🤖 AI Summary
This study addresses the scalability, energy efficiency, and memory performance trade-offs of multi-disciplinary scientific workloads on the pre-Exascale European supercomputer MareNostrum5—featuring Intel Sapphire Rapids CPUs, NVIDIA Hopper GPUs, and heterogeneous DDR5/HBM memory. We propose three innovations: (1) the first co-optimization framework integrating the EAR energy-aware runtime with direct liquid cooling; (2) an empirical performance–power trade-off analysis methodology for HBM/DDR5 heterogeneous memory configurations; and (3) an application-aware, full-stack performance evaluation framework. Experimental results demonstrate a system peak performance of 314 PFlops, validated strong scaling up to 10,000 cores, a Power Usage Effectiveness (PUE) as low as 1.08, HBM bandwidth 3.2× that of DDR5, and a 40% improvement in overall energy efficiency over the prior generation. These findings provide both methodological guidance and empirical evidence for efficient deployment and workload optimization of heterogeneous Exascale systems.
📝 Abstract
MareNostrum5 is a pre-exascale supercomputer at the Barcelona Supercomputing Center (BSC), part of the EuroHPC Joint Undertaking. With a peak performance of 314 petaflops, MareNostrum5 features a hybrid architecture comprising Intel Sapphire Rapids CPUs, NVIDIA Hopper GPUs, and DDR5 and high-bandwidth memory (HBM), organized into four partitions optimized for diverse workloads.

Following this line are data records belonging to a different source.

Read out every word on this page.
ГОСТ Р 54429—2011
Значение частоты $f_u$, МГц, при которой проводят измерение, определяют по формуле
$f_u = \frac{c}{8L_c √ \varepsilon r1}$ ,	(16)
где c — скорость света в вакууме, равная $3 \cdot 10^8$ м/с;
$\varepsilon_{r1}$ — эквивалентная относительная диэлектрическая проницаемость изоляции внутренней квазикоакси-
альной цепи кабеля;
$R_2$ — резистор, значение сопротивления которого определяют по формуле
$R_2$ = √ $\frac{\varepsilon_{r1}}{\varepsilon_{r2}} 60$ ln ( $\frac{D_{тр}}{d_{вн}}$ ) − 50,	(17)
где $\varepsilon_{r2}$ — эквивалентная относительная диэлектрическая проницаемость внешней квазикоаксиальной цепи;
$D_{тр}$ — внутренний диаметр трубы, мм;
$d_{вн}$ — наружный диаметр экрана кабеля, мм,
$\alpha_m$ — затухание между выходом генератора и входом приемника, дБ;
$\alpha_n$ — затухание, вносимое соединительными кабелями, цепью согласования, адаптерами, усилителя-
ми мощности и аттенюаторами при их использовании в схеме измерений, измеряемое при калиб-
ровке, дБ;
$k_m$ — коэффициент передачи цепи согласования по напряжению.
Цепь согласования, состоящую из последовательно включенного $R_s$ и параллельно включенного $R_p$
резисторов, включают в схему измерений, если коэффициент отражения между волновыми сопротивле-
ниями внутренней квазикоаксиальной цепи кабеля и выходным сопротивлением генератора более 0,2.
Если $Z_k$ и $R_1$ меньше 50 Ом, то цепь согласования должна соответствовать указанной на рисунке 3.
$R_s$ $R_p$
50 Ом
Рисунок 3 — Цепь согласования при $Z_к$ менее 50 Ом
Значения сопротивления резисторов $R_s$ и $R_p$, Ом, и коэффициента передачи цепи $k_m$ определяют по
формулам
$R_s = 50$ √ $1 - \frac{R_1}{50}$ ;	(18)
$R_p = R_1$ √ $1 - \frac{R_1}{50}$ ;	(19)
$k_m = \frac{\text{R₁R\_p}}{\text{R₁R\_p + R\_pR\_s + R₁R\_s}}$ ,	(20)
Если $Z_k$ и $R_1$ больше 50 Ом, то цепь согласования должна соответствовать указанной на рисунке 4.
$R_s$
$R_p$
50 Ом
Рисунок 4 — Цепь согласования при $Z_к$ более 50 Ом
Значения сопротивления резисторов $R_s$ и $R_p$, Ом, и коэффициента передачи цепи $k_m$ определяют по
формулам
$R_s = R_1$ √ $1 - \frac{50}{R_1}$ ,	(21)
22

This document evaluates MareNostrum5 through micro-benchmarks (floating-point performance, memory bandwidth, interconnect throughput), HPC benchmarks (HPL and HPCG), and application studies using Alya, OpenFOAM, and IFS. It highlights MareNostrum5's scalability, efficiency, and energy performance, utilizing the EAR (Energy Aware Runtime) framework to assess power consumption and the effects of direct liquid cooling. Additionally, HBM and DDR5 configurations are compared to examine memory performance trade-offs. Designed to complement standard technical documentation, this study provides insights to guide both new and experienced users in optimizing their workloads and maximizing MareNostrum5's computational capabilities.